An Autosomal Dominant SCID Form Due to a Gain of Function Mutation in the RAC2 Gene

Severe combined immunodeficiencies (SCIDs) form a heterogeneous group of life-threatening genetic disorders defined by the absence of autologous T cells and an intrinsic or extrinsic defect in the B-cell compartment. In our cohort, three newborn patients with bone-marrow hypoplasia associated with clinical and biological features of SCID received allogenic hematopoietic stem cell transplantation in the first weeks of life. To identify the molecular defect involved in this life threatening SCID form, we performed whole-genome sequencing on patient's fibroblasts. The same heterozygous, dominant missense mutation was found in the RAC2gene encoding for the RAC2 GTPase (p.G12R). By biochemical analyses we demonstrated that arginine substitution at position 12 leads to sustained activation of the RAC2 signalling pathway; the G12R mutation is therefore a gain of function mutation.
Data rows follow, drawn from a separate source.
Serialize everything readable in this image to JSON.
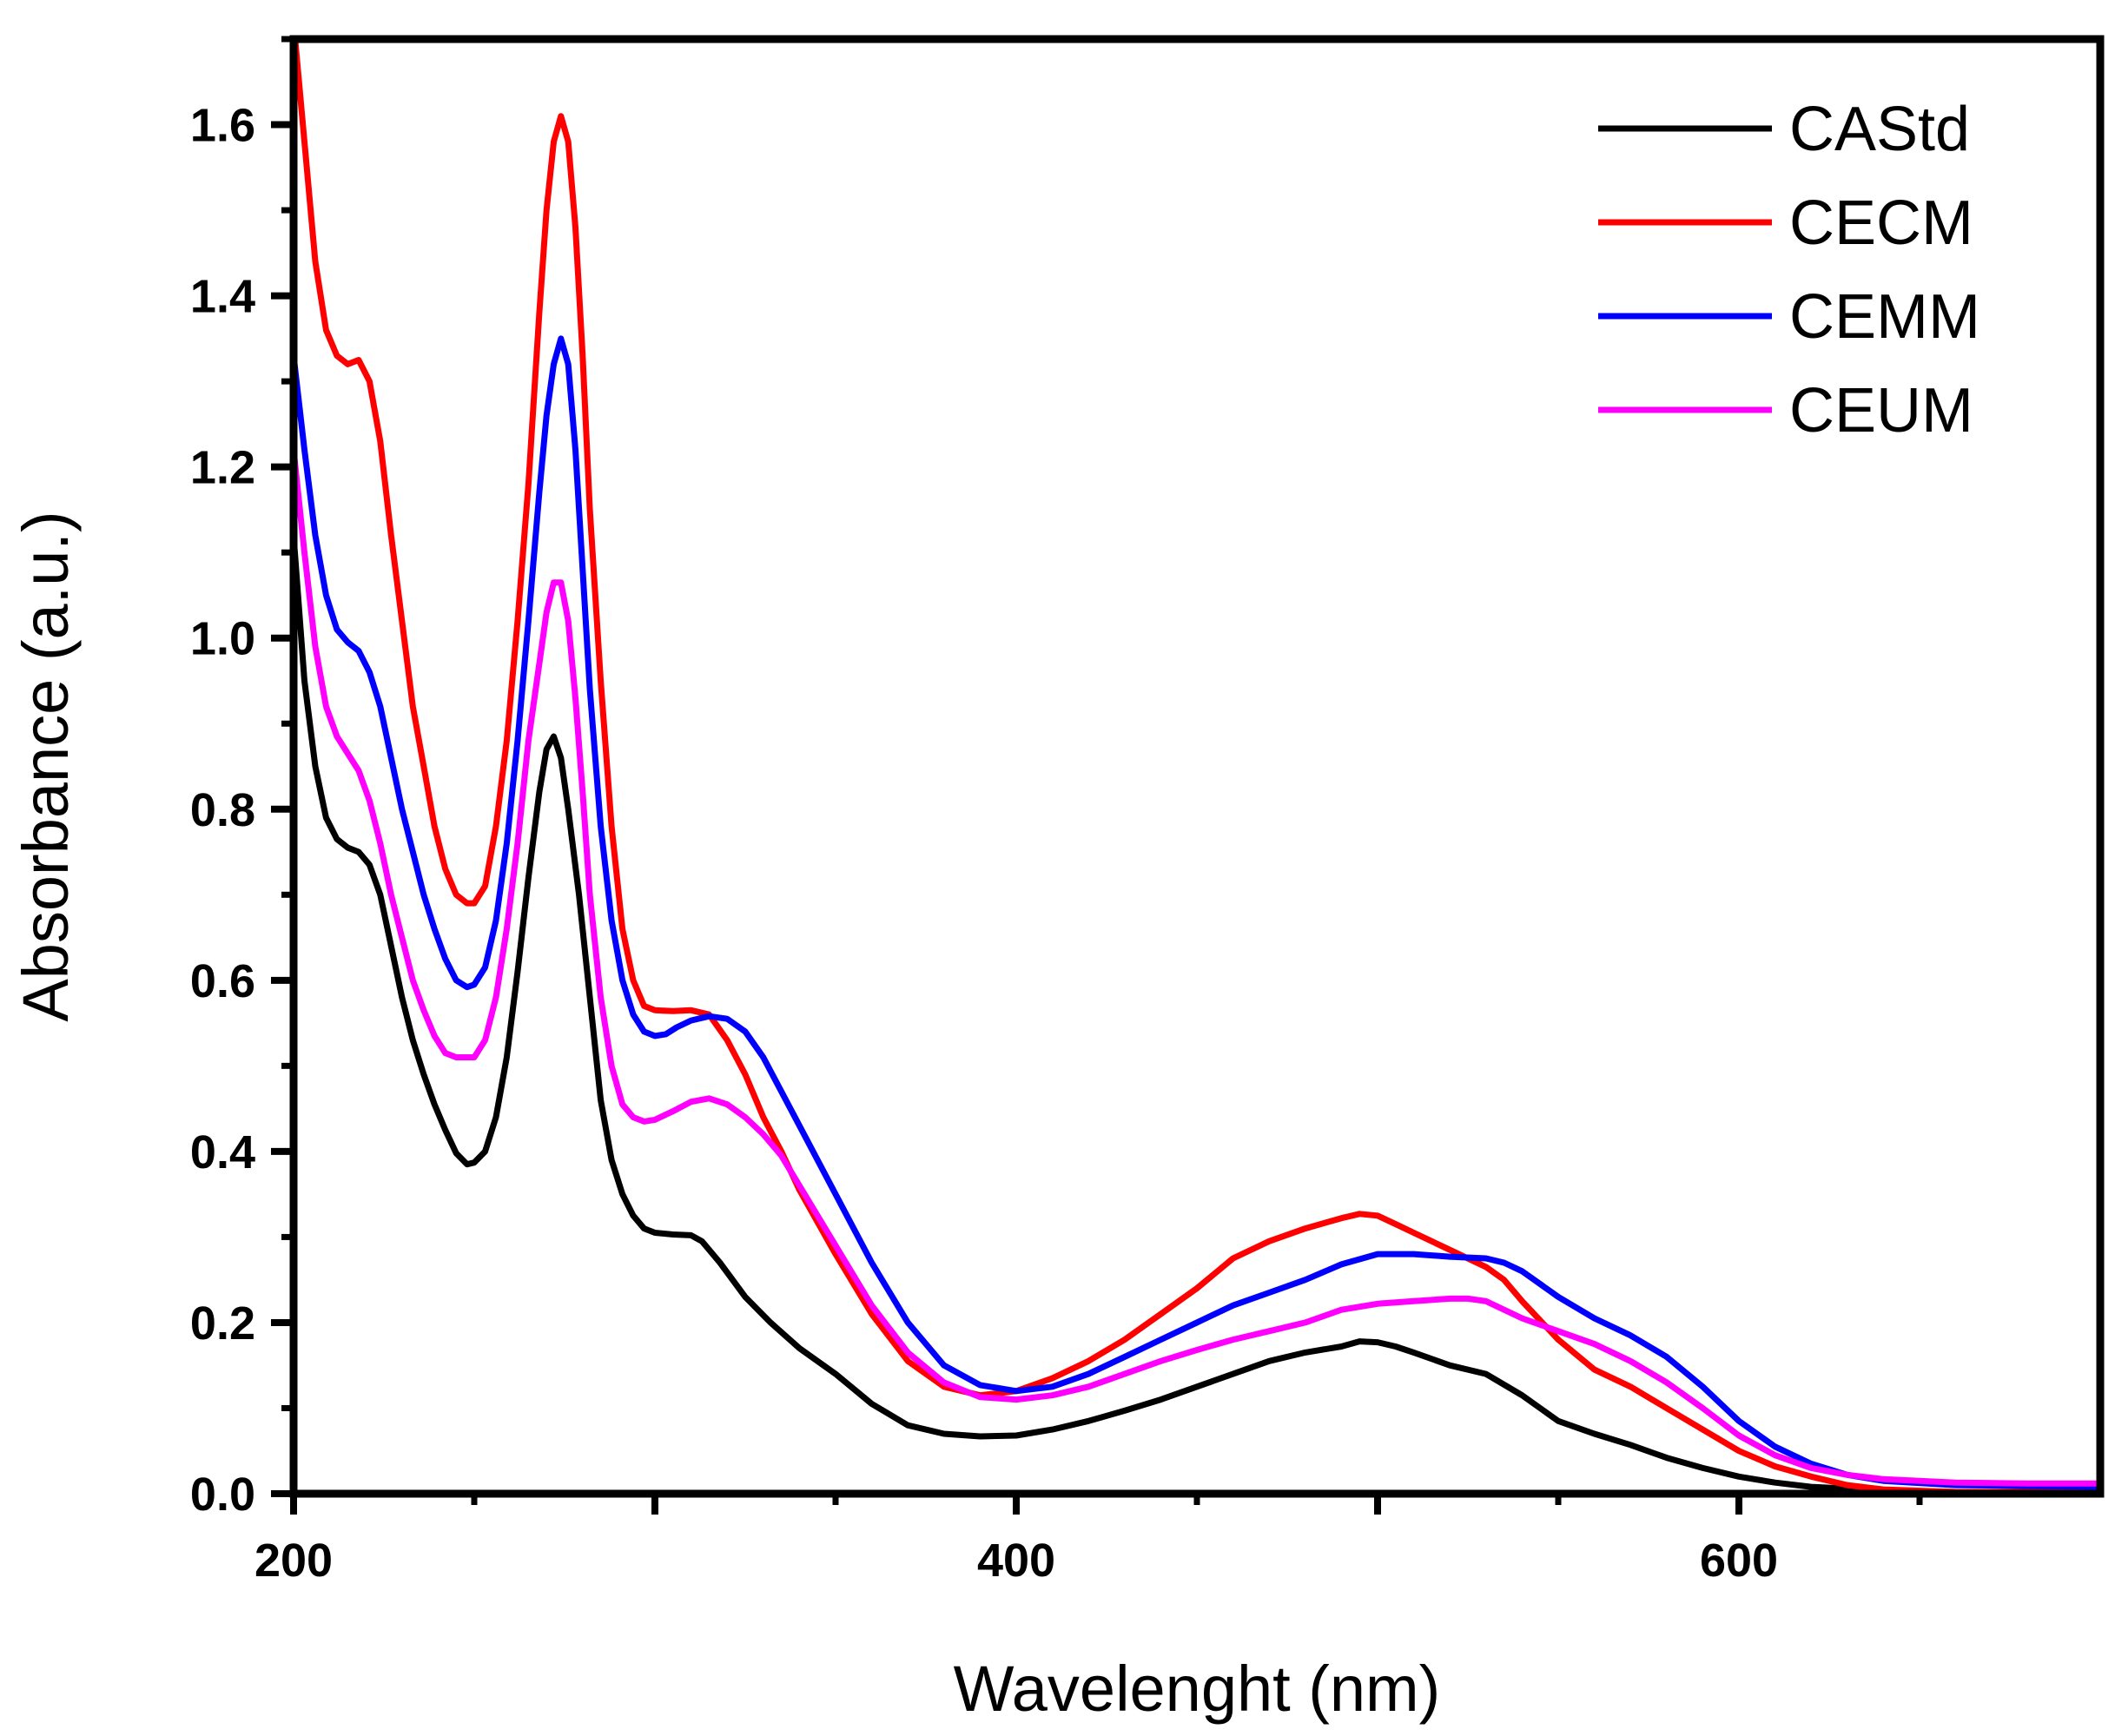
{
  "chart_data": {
    "type": "line",
    "xlabel": "Wavelenght (nm)",
    "ylabel": "Absorbance (a.u.)",
    "xlim": [
      200,
      700
    ],
    "ylim": [
      0.0,
      1.7
    ],
    "x_ticks": [
      200,
      300,
      400,
      500,
      600
    ],
    "x_tick_labels": [
      "200",
      "",
      "400",
      "",
      "600"
    ],
    "y_ticks": [
      0.0,
      0.2,
      0.4,
      0.6,
      0.8,
      1.0,
      1.2,
      1.4,
      1.6
    ],
    "y_tick_labels": [
      "0.0",
      "0.2",
      "0.4",
      "0.6",
      "0.8",
      "1.0",
      "1.2",
      "1.4",
      "1.6"
    ],
    "legend_position": "top-right",
    "grid": false,
    "series": [
      {
        "name": "CAStd",
        "color": "#000000",
        "points": [
          [
            200,
            1.12
          ],
          [
            203,
            0.95
          ],
          [
            206,
            0.85
          ],
          [
            209,
            0.79
          ],
          [
            212,
            0.765
          ],
          [
            215,
            0.755
          ],
          [
            218,
            0.75
          ],
          [
            221,
            0.735
          ],
          [
            224,
            0.7
          ],
          [
            227,
            0.64
          ],
          [
            230,
            0.58
          ],
          [
            233,
            0.53
          ],
          [
            236,
            0.49
          ],
          [
            239,
            0.455
          ],
          [
            242,
            0.425
          ],
          [
            245,
            0.398
          ],
          [
            248,
            0.385
          ],
          [
            250,
            0.387
          ],
          [
            253,
            0.4
          ],
          [
            256,
            0.44
          ],
          [
            259,
            0.51
          ],
          [
            262,
            0.61
          ],
          [
            265,
            0.72
          ],
          [
            268,
            0.82
          ],
          [
            270,
            0.87
          ],
          [
            272,
            0.885
          ],
          [
            274,
            0.86
          ],
          [
            276,
            0.8
          ],
          [
            279,
            0.7
          ],
          [
            282,
            0.58
          ],
          [
            285,
            0.46
          ],
          [
            288,
            0.39
          ],
          [
            291,
            0.35
          ],
          [
            294,
            0.325
          ],
          [
            297,
            0.31
          ],
          [
            300,
            0.305
          ],
          [
            305,
            0.303
          ],
          [
            310,
            0.302
          ],
          [
            313,
            0.295
          ],
          [
            318,
            0.27
          ],
          [
            325,
            0.23
          ],
          [
            332,
            0.2
          ],
          [
            340,
            0.17
          ],
          [
            350,
            0.14
          ],
          [
            360,
            0.105
          ],
          [
            370,
            0.08
          ],
          [
            380,
            0.07
          ],
          [
            390,
            0.067
          ],
          [
            400,
            0.068
          ],
          [
            410,
            0.075
          ],
          [
            420,
            0.085
          ],
          [
            430,
            0.097
          ],
          [
            440,
            0.11
          ],
          [
            450,
            0.125
          ],
          [
            460,
            0.14
          ],
          [
            470,
            0.155
          ],
          [
            480,
            0.165
          ],
          [
            490,
            0.172
          ],
          [
            495,
            0.178
          ],
          [
            500,
            0.177
          ],
          [
            505,
            0.172
          ],
          [
            510,
            0.165
          ],
          [
            520,
            0.15
          ],
          [
            530,
            0.14
          ],
          [
            540,
            0.115
          ],
          [
            550,
            0.085
          ],
          [
            560,
            0.07
          ],
          [
            570,
            0.057
          ],
          [
            580,
            0.042
          ],
          [
            590,
            0.03
          ],
          [
            600,
            0.02
          ],
          [
            610,
            0.013
          ],
          [
            620,
            0.008
          ],
          [
            640,
            0.004
          ],
          [
            660,
            0.002
          ],
          [
            680,
            0.001
          ],
          [
            700,
            0.001
          ]
        ]
      },
      {
        "name": "CECM",
        "color": "#ff0000",
        "points": [
          [
            200,
            1.72
          ],
          [
            203,
            1.58
          ],
          [
            206,
            1.44
          ],
          [
            209,
            1.36
          ],
          [
            212,
            1.33
          ],
          [
            215,
            1.32
          ],
          [
            218,
            1.325
          ],
          [
            221,
            1.3
          ],
          [
            224,
            1.23
          ],
          [
            227,
            1.12
          ],
          [
            230,
            1.02
          ],
          [
            233,
            0.92
          ],
          [
            236,
            0.85
          ],
          [
            239,
            0.78
          ],
          [
            242,
            0.73
          ],
          [
            245,
            0.7
          ],
          [
            248,
            0.69
          ],
          [
            250,
            0.69
          ],
          [
            253,
            0.71
          ],
          [
            256,
            0.78
          ],
          [
            259,
            0.88
          ],
          [
            262,
            1.02
          ],
          [
            265,
            1.18
          ],
          [
            268,
            1.38
          ],
          [
            270,
            1.5
          ],
          [
            272,
            1.58
          ],
          [
            274,
            1.61
          ],
          [
            276,
            1.58
          ],
          [
            278,
            1.48
          ],
          [
            280,
            1.33
          ],
          [
            282,
            1.15
          ],
          [
            285,
            0.95
          ],
          [
            288,
            0.78
          ],
          [
            291,
            0.66
          ],
          [
            294,
            0.6
          ],
          [
            297,
            0.57
          ],
          [
            300,
            0.565
          ],
          [
            305,
            0.564
          ],
          [
            310,
            0.565
          ],
          [
            315,
            0.56
          ],
          [
            320,
            0.53
          ],
          [
            325,
            0.49
          ],
          [
            330,
            0.44
          ],
          [
            335,
            0.4
          ],
          [
            340,
            0.355
          ],
          [
            350,
            0.28
          ],
          [
            360,
            0.21
          ],
          [
            370,
            0.155
          ],
          [
            380,
            0.125
          ],
          [
            390,
            0.115
          ],
          [
            400,
            0.12
          ],
          [
            410,
            0.135
          ],
          [
            420,
            0.155
          ],
          [
            430,
            0.18
          ],
          [
            440,
            0.21
          ],
          [
            450,
            0.24
          ],
          [
            460,
            0.275
          ],
          [
            470,
            0.295
          ],
          [
            480,
            0.31
          ],
          [
            490,
            0.322
          ],
          [
            495,
            0.327
          ],
          [
            500,
            0.325
          ],
          [
            505,
            0.315
          ],
          [
            510,
            0.305
          ],
          [
            520,
            0.285
          ],
          [
            530,
            0.265
          ],
          [
            535,
            0.25
          ],
          [
            540,
            0.225
          ],
          [
            550,
            0.18
          ],
          [
            560,
            0.145
          ],
          [
            570,
            0.125
          ],
          [
            580,
            0.1
          ],
          [
            590,
            0.075
          ],
          [
            600,
            0.05
          ],
          [
            610,
            0.032
          ],
          [
            620,
            0.02
          ],
          [
            630,
            0.01
          ],
          [
            640,
            0.005
          ],
          [
            660,
            0.002
          ],
          [
            680,
            0.002
          ],
          [
            700,
            0.002
          ]
        ]
      },
      {
        "name": "CEMM",
        "color": "#0000ff",
        "points": [
          [
            200,
            1.33
          ],
          [
            203,
            1.22
          ],
          [
            206,
            1.12
          ],
          [
            209,
            1.05
          ],
          [
            212,
            1.01
          ],
          [
            215,
            0.995
          ],
          [
            218,
            0.985
          ],
          [
            221,
            0.96
          ],
          [
            224,
            0.92
          ],
          [
            227,
            0.86
          ],
          [
            230,
            0.8
          ],
          [
            233,
            0.75
          ],
          [
            236,
            0.7
          ],
          [
            239,
            0.66
          ],
          [
            242,
            0.625
          ],
          [
            245,
            0.6
          ],
          [
            248,
            0.592
          ],
          [
            250,
            0.595
          ],
          [
            253,
            0.615
          ],
          [
            256,
            0.67
          ],
          [
            259,
            0.76
          ],
          [
            262,
            0.88
          ],
          [
            265,
            1.02
          ],
          [
            268,
            1.17
          ],
          [
            270,
            1.26
          ],
          [
            272,
            1.32
          ],
          [
            274,
            1.35
          ],
          [
            276,
            1.32
          ],
          [
            278,
            1.22
          ],
          [
            280,
            1.08
          ],
          [
            282,
            0.94
          ],
          [
            285,
            0.78
          ],
          [
            288,
            0.67
          ],
          [
            291,
            0.6
          ],
          [
            294,
            0.56
          ],
          [
            297,
            0.54
          ],
          [
            300,
            0.535
          ],
          [
            303,
            0.537
          ],
          [
            306,
            0.545
          ],
          [
            310,
            0.553
          ],
          [
            315,
            0.558
          ],
          [
            320,
            0.555
          ],
          [
            325,
            0.54
          ],
          [
            330,
            0.51
          ],
          [
            335,
            0.47
          ],
          [
            340,
            0.43
          ],
          [
            350,
            0.35
          ],
          [
            360,
            0.27
          ],
          [
            370,
            0.2
          ],
          [
            380,
            0.15
          ],
          [
            390,
            0.127
          ],
          [
            400,
            0.12
          ],
          [
            410,
            0.125
          ],
          [
            420,
            0.14
          ],
          [
            430,
            0.16
          ],
          [
            440,
            0.18
          ],
          [
            450,
            0.2
          ],
          [
            460,
            0.22
          ],
          [
            470,
            0.235
          ],
          [
            480,
            0.25
          ],
          [
            490,
            0.268
          ],
          [
            500,
            0.28
          ],
          [
            510,
            0.28
          ],
          [
            520,
            0.277
          ],
          [
            530,
            0.275
          ],
          [
            535,
            0.27
          ],
          [
            540,
            0.26
          ],
          [
            550,
            0.23
          ],
          [
            560,
            0.205
          ],
          [
            570,
            0.185
          ],
          [
            580,
            0.16
          ],
          [
            590,
            0.125
          ],
          [
            600,
            0.085
          ],
          [
            610,
            0.055
          ],
          [
            620,
            0.035
          ],
          [
            630,
            0.022
          ],
          [
            640,
            0.015
          ],
          [
            660,
            0.01
          ],
          [
            680,
            0.009
          ],
          [
            700,
            0.008
          ]
        ]
      },
      {
        "name": "CEUM",
        "color": "#ff00ff",
        "points": [
          [
            200,
            1.22
          ],
          [
            203,
            1.1
          ],
          [
            206,
            0.99
          ],
          [
            209,
            0.92
          ],
          [
            212,
            0.885
          ],
          [
            215,
            0.865
          ],
          [
            218,
            0.845
          ],
          [
            221,
            0.81
          ],
          [
            224,
            0.76
          ],
          [
            227,
            0.7
          ],
          [
            230,
            0.65
          ],
          [
            233,
            0.6
          ],
          [
            236,
            0.565
          ],
          [
            239,
            0.535
          ],
          [
            242,
            0.515
          ],
          [
            245,
            0.51
          ],
          [
            248,
            0.51
          ],
          [
            250,
            0.51
          ],
          [
            253,
            0.53
          ],
          [
            256,
            0.58
          ],
          [
            259,
            0.66
          ],
          [
            262,
            0.76
          ],
          [
            265,
            0.88
          ],
          [
            268,
            0.97
          ],
          [
            270,
            1.03
          ],
          [
            272,
            1.065
          ],
          [
            274,
            1.065
          ],
          [
            276,
            1.02
          ],
          [
            278,
            0.93
          ],
          [
            280,
            0.82
          ],
          [
            282,
            0.7
          ],
          [
            285,
            0.58
          ],
          [
            288,
            0.5
          ],
          [
            291,
            0.455
          ],
          [
            294,
            0.44
          ],
          [
            297,
            0.435
          ],
          [
            300,
            0.437
          ],
          [
            305,
            0.447
          ],
          [
            310,
            0.458
          ],
          [
            315,
            0.462
          ],
          [
            320,
            0.455
          ],
          [
            325,
            0.44
          ],
          [
            330,
            0.42
          ],
          [
            335,
            0.395
          ],
          [
            340,
            0.36
          ],
          [
            350,
            0.29
          ],
          [
            360,
            0.22
          ],
          [
            370,
            0.165
          ],
          [
            380,
            0.13
          ],
          [
            390,
            0.113
          ],
          [
            400,
            0.11
          ],
          [
            410,
            0.115
          ],
          [
            420,
            0.125
          ],
          [
            430,
            0.14
          ],
          [
            440,
            0.155
          ],
          [
            450,
            0.168
          ],
          [
            460,
            0.18
          ],
          [
            470,
            0.19
          ],
          [
            480,
            0.2
          ],
          [
            490,
            0.215
          ],
          [
            500,
            0.222
          ],
          [
            510,
            0.225
          ],
          [
            520,
            0.228
          ],
          [
            525,
            0.228
          ],
          [
            530,
            0.225
          ],
          [
            540,
            0.205
          ],
          [
            550,
            0.19
          ],
          [
            560,
            0.175
          ],
          [
            570,
            0.155
          ],
          [
            580,
            0.13
          ],
          [
            590,
            0.1
          ],
          [
            600,
            0.068
          ],
          [
            610,
            0.045
          ],
          [
            620,
            0.03
          ],
          [
            630,
            0.022
          ],
          [
            640,
            0.017
          ],
          [
            660,
            0.013
          ],
          [
            680,
            0.012
          ],
          [
            700,
            0.012
          ]
        ]
      }
    ]
  }
}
In cord blood hematopoietic cells, we observed that the mutation disrupts mitochondrial activity and blocks hematopoietic stem/progenitor cells (HSPCs) differentiation toward the myeloid and lymphoid lineages. Altogether, our data emphasize the involvement of the RAC2 signalling pathway during hematopoeisis and might thus explain the severity of the patients' clinical and immunological phenotype.

The present study is the first to report an autosomal dominant form of SCID and suggest that RAC2 gene sequencing should be considered for patients with SCID clinical presentation.